FastaValidator：一个用于解析和验证FASTA格式序列的开源Java库。

FastaValidator: an open-source Java library to parse and validate FASTA formatted sequences.

作者信息

Waldmann Jost, Gerken Jan, Hankeln Wolfgang, Schweer Timmy, Glöckner Frank Oliver

机构信息

Microbial Genomics and Bioinformatics Research Group, Max Planck Institute for Marine Microbiology, Celsiusstrasse 1, 28359 Bremen, Germany.

出版信息

BMC Res Notes. 2014 Jun 14;7:365. doi: 10.1186/1756-0500-7-365.

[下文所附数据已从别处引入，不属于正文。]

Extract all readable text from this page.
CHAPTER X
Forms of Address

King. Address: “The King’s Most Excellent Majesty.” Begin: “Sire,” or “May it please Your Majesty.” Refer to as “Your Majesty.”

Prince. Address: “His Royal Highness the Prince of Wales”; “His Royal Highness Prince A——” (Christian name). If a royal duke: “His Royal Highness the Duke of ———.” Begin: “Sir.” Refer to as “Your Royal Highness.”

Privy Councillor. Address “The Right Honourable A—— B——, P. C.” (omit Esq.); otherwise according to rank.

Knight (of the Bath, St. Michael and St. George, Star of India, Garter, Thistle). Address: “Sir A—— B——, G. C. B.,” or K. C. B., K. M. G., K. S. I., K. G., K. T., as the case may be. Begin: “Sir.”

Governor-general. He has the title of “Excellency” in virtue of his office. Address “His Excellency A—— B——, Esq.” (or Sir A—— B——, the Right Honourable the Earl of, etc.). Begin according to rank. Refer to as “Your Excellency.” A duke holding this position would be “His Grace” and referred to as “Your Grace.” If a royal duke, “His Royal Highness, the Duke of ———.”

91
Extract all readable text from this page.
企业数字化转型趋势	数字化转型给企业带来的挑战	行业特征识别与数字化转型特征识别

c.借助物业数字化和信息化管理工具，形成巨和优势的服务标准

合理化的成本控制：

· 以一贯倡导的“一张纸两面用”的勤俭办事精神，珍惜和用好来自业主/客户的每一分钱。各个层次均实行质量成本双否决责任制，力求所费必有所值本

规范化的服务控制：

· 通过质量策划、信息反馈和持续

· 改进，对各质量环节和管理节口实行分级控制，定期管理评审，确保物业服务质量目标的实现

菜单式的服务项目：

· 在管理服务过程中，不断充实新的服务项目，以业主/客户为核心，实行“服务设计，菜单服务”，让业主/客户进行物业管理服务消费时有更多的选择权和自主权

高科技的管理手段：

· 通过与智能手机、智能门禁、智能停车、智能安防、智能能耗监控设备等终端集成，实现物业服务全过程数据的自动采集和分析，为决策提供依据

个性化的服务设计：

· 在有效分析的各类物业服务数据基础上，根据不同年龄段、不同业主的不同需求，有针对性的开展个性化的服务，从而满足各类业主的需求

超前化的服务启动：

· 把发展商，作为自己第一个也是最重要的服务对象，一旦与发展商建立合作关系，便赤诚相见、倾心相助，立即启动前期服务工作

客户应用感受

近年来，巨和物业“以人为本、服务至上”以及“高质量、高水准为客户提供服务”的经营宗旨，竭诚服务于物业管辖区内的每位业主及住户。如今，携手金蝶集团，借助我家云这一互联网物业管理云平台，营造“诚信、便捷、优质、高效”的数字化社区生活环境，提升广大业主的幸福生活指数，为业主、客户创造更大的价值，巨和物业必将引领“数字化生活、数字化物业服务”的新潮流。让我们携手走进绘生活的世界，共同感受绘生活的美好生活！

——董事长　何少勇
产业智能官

DOI:10.1186/1756-0500-7-365

PMID:24929426

原文链接:https://pmc.ncbi.nlm.nih.gov/articles/PMC4094456/

Abstract

BACKGROUND

Advances in sequencing technologies challenge the efficient importing and validation of FASTA formatted sequence data which is still a prerequisite for most bioinformatic tools and pipelines. Comparative analysis of commonly used Bio*-frameworks (BioPerl, BioJava and Biopython) shows that their scalability and accuracy is hampered.

FINDINGS

FastaValidator represents a platform-independent, standardized, light-weight software library written in the Java programming language. It targets computer scientists and bioinformaticians writing software which needs to parse quickly and accurately large amounts of sequence data. For end-users FastaValidator includes an interactive out-of-the-box validation of FASTA formatted files, as well as a non-interactive mode designed for high-throughput validation in software pipelines.

CONCLUSIONS

The accuracy and performance of the FastaValidator library qualifies it for large data sets such as those commonly produced by massive parallel (NGS) technologies. It offers scientists a fast, accurate and standardized method for parsing and validating FASTA formatted sequence data.

摘要

背景

测序技术的进步对FASTA格式序列数据的高效导入和验证提出了挑战，而FASTA格式序列数据仍是大多数生物信息学工具和流程的前提条件。对常用的Bio*框架（BioPerl、BioJava和Biopython）的比较分析表明，它们的可扩展性和准确性受到了阻碍。

研究结果

FastaValidator是一个用Java编程语言编写的独立于平台的、标准化的轻量级软件库。它面向编写需要快速准确解析大量序列数据的软件的计算机科学家和生物信息学家。对于终端用户，FastaValidator包括对FASTA格式文件的开箱即用的交互式验证，以及为软件流程中的高通量验证设计的非交互式模式。